Pennsylvania was one of only eight states to post a passing grade in the Center’s study. The state earned 17 out of 20 points in the gifts/reimbursements category. Judges are required to disclose who gave gifts to them, their spouses or any dependent children and the exact value of the items. The same requirements apply for reimbursements for travel and other expenses, although the state lost points because it does not require judges to provide a description of the reimbursements. Pennsylvania scored 15 out of 20 points in the outside income category because the state requires judges to report their sources of income, including income earned by their spouses. Judges must also report any honoraria they receive. But the Keystone State lost five points because judges aren’t required to report how much income they earn from each source.

Weaknesses:

Judges must disclose real estate interests, but there are no requirements for them to disclose stocks or other investments.

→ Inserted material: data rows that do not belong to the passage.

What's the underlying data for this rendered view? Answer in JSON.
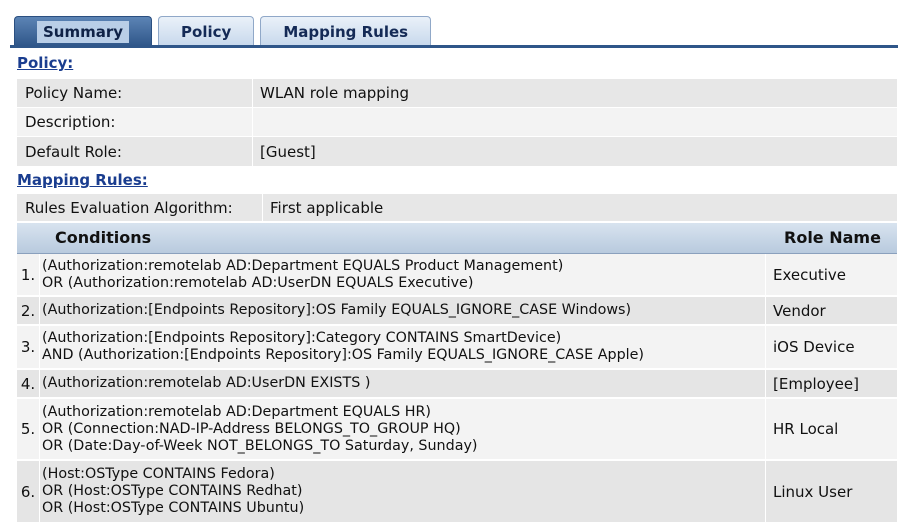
{
  "tabs": [
    {
      "label": "Summary",
      "active": true
    },
    {
      "label": "Policy",
      "active": false
    },
    {
      "label": "Mapping Rules",
      "active": false
    }
  ],
  "policy_section": {
    "title": "Policy:",
    "rows": [
      {
        "label": "Policy Name:",
        "value": "WLAN role mapping"
      },
      {
        "label": "Description:",
        "value": ""
      },
      {
        "label": "Default Role:",
        "value": "[Guest]"
      }
    ]
  },
  "mapping_section": {
    "title": "Mapping Rules:",
    "algorithm_label": "Rules Evaluation Algorithm:",
    "algorithm_value": "First applicable",
    "headers": {
      "conditions": "Conditions",
      "role_name": "Role Name"
    },
    "rules": [
      {
        "num": "1.",
        "lines": [
          "(Authorization:remotelab AD:Department EQUALS Product Management)",
          "OR (Authorization:remotelab AD:UserDN EQUALS Executive)"
        ],
        "role": "Executive"
      },
      {
        "num": "2.",
        "lines": [
          "(Authorization:[Endpoints Repository]:OS Family EQUALS_IGNORE_CASE Windows)"
        ],
        "role": "Vendor"
      },
      {
        "num": "3.",
        "lines": [
          "(Authorization:[Endpoints Repository]:Category CONTAINS SmartDevice)",
          "AND (Authorization:[Endpoints Repository]:OS Family EQUALS_IGNORE_CASE Apple)"
        ],
        "role": "iOS Device"
      },
      {
        "num": "4.",
        "lines": [
          "(Authorization:remotelab AD:UserDN EXISTS )"
        ],
        "role": "[Employee]"
      },
      {
        "num": "5.",
        "lines": [
          "(Authorization:remotelab AD:Department EQUALS HR)",
          "OR (Connection:NAD-IP-Address BELONGS_TO_GROUP HQ)",
          "OR (Date:Day-of-Week NOT_BELONGS_TO Saturday, Sunday)"
        ],
        "role": "HR Local"
      },
      {
        "num": "6.",
        "lines": [
          "(Host:OSType CONTAINS Fedora)",
          "OR (Host:OSType CONTAINS Redhat)",
          "OR (Host:OSType CONTAINS Ubuntu)"
        ],
        "role": "Linux User"
      }
    ]
  }
}
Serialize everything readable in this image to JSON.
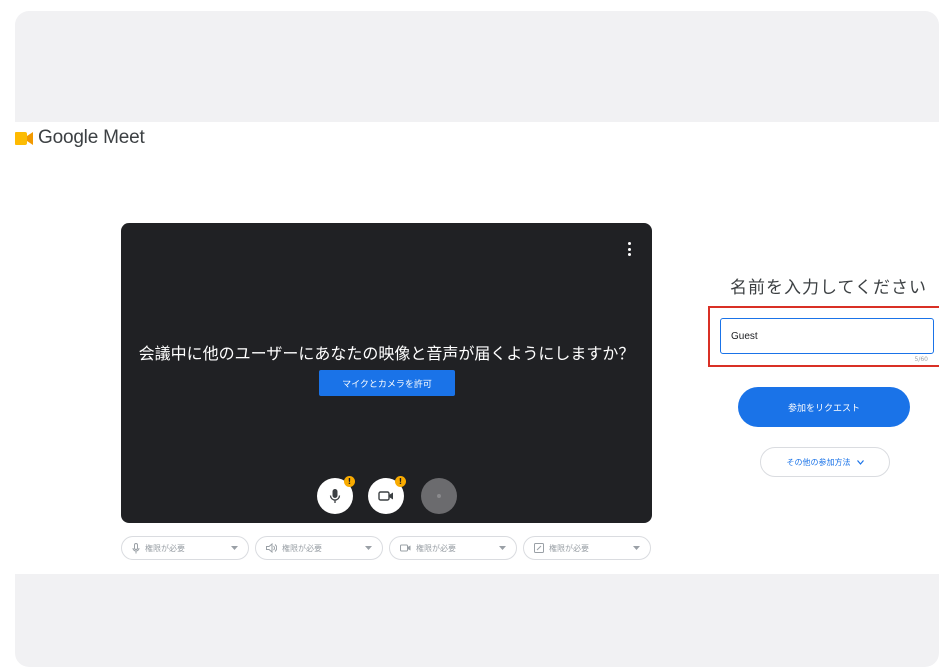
{
  "header": {
    "app_name": "Google Meet"
  },
  "preview": {
    "prompt": "会議中に他のユーザーにあなたの映像と音声が届くようにしますか？",
    "allow_button": "マイクとカメラを許可",
    "mic_badge": "!",
    "cam_badge": "!"
  },
  "device_selectors": [
    {
      "label": "権限が必要",
      "icon": "microphone-icon"
    },
    {
      "label": "権限が必要",
      "icon": "speaker-icon"
    },
    {
      "label": "権限が必要",
      "icon": "camera-icon"
    },
    {
      "label": "権限が必要",
      "icon": "effects-icon"
    }
  ],
  "join_panel": {
    "title": "名前を入力してください",
    "name_value": "Guest",
    "counter": "5/60",
    "join_button": "参加をリクエスト",
    "other_button": "その他の参加方法"
  },
  "colors": {
    "brand_blue": "#1a73e8",
    "preview_bg": "#202124",
    "highlight_red": "#d93025",
    "badge_yellow": "#f9ab00"
  }
}
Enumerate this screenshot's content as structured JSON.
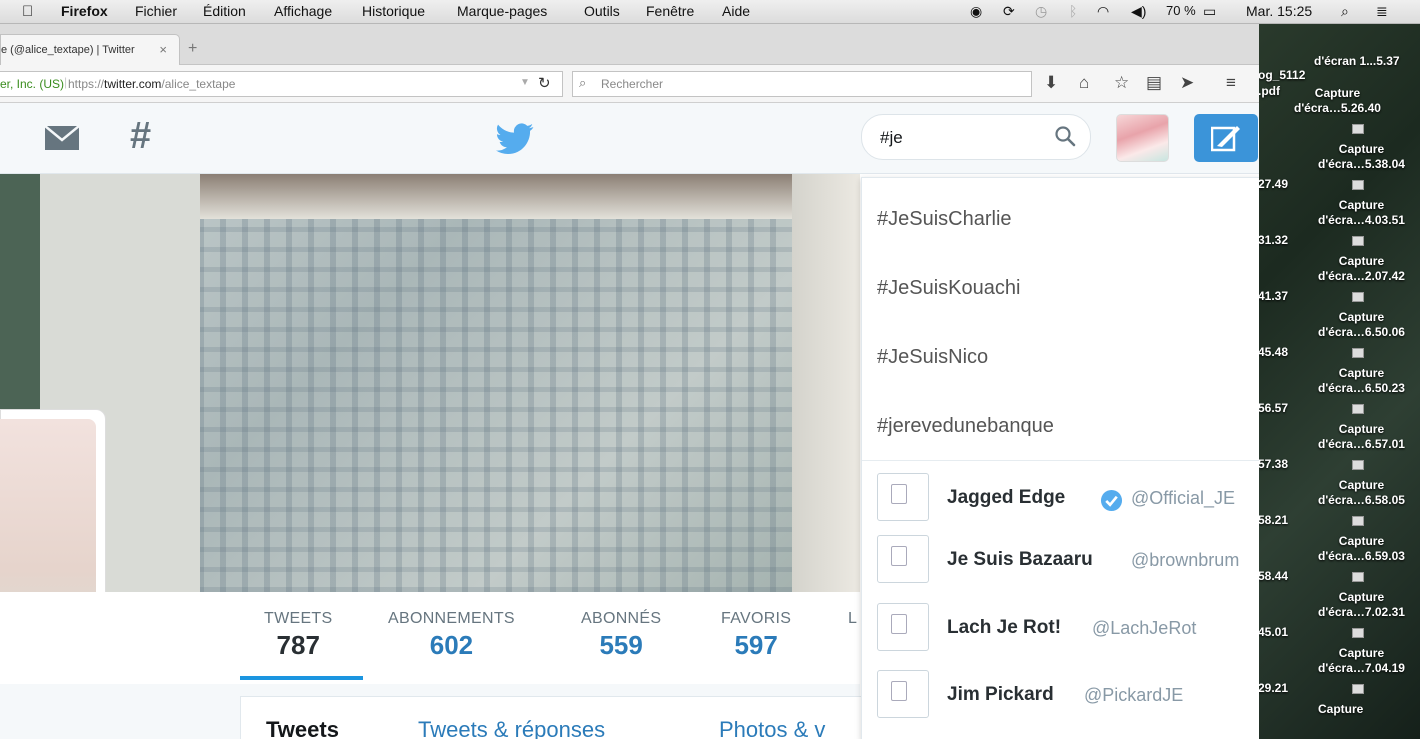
{
  "menubar": {
    "apple": "",
    "items": [
      "Firefox",
      "Fichier",
      "Édition",
      "Affichage",
      "Historique",
      "Marque-pages",
      "Outils",
      "Fenêtre",
      "Aide"
    ],
    "battery": "70 %",
    "clock": "Mar. 15:25"
  },
  "browser": {
    "tab_title": "e (@alice_textape) | Twitter",
    "identity": "er, Inc. (US)",
    "url_prefix": "https://",
    "url_host": "twitter.com",
    "url_path": "/alice_textape",
    "search_placeholder": "Rechercher"
  },
  "twitter": {
    "search_value": "#je",
    "suggestions": [
      "#JeSuisCharlie",
      "#JeSuisKouachi",
      "#JeSuisNico",
      "#jerevedunebanque"
    ],
    "users": [
      {
        "name": "Jagged Edge",
        "handle": "@Official_JE",
        "verified": true
      },
      {
        "name": "Je Suis Bazaaru",
        "handle": "@brownbrum",
        "verified": false
      },
      {
        "name": "Lach Je Rot!",
        "handle": "@LachJeRot",
        "verified": false
      },
      {
        "name": "Jim Pickard",
        "handle": "@PickardJE",
        "verified": false
      }
    ],
    "stats": [
      {
        "label": "TWEETS",
        "value": "787"
      },
      {
        "label": "ABONNEMENTS",
        "value": "602"
      },
      {
        "label": "ABONNÉS",
        "value": "559"
      },
      {
        "label": "FAVORIS",
        "value": "597"
      },
      {
        "label": "L",
        "value": ""
      }
    ],
    "timeline_tabs": [
      "Tweets",
      "Tweets & réponses",
      "Photos & v"
    ],
    "colors": {
      "brand": "#1da1f2",
      "link": "#2b7bb9"
    }
  },
  "desktop": {
    "files": [
      {
        "a": "Capture",
        "b": "d'écra…5.26.40"
      },
      {
        "a": "Capture",
        "b": "d'écra…5.38.04"
      },
      {
        "a": "Capture",
        "b": "d'écra…4.03.51"
      },
      {
        "a": "Capture",
        "b": "d'écra…2.07.42"
      },
      {
        "a": "Capture",
        "b": "d'écra…6.50.06"
      },
      {
        "a": "Capture",
        "b": "d'écra…6.50.23"
      },
      {
        "a": "Capture",
        "b": "d'écra…6.57.01"
      },
      {
        "a": "Capture",
        "b": "d'écra…6.58.05"
      },
      {
        "a": "Capture",
        "b": "d'écra…6.59.03"
      },
      {
        "a": "Capture",
        "b": "d'écra…7.02.31"
      },
      {
        "a": "Capture",
        "b": "d'écra…7.04.19"
      },
      {
        "a": "Capture",
        "b": ""
      }
    ],
    "left_col": [
      "og_5112",
      ".pdf",
      "27.49",
      "31.32",
      "41.37",
      "45.48",
      "56.57",
      "57.38",
      "58.21",
      "58.44",
      "45.01",
      "29.21"
    ],
    "top_label": "d'écran 1...5.37"
  }
}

Pennsylvania also scored poorly in the liabilities section, because the state requires judges to report only their creditors’ names and the interest rates of their liabilities. The state does not require judges to describe the liability or provide its dollar value.

Highlights:

Justice Seamus McCaffery and his wife, Lisa Rapaport, are reportedly the subject of a federal investigation stemming from referral fees that Rapaport — who works as her husband’s chief aide — accepted from some of the state’s top law firms, according to a Philadelphia Inquirer investigation. McCaffery’s lawyer has told reporters that the referral fees did not violate the state’s judicial codes. McCaffery’s 2012 financial disclosure reveals that his wife earned income from Harrisburg firm Schmidt Kramer and Philadelphia firm Silverman & Fodera while employed by the court. It is not clear how much was earned, though, because the state does not require disclosure of specific amounts or types of income.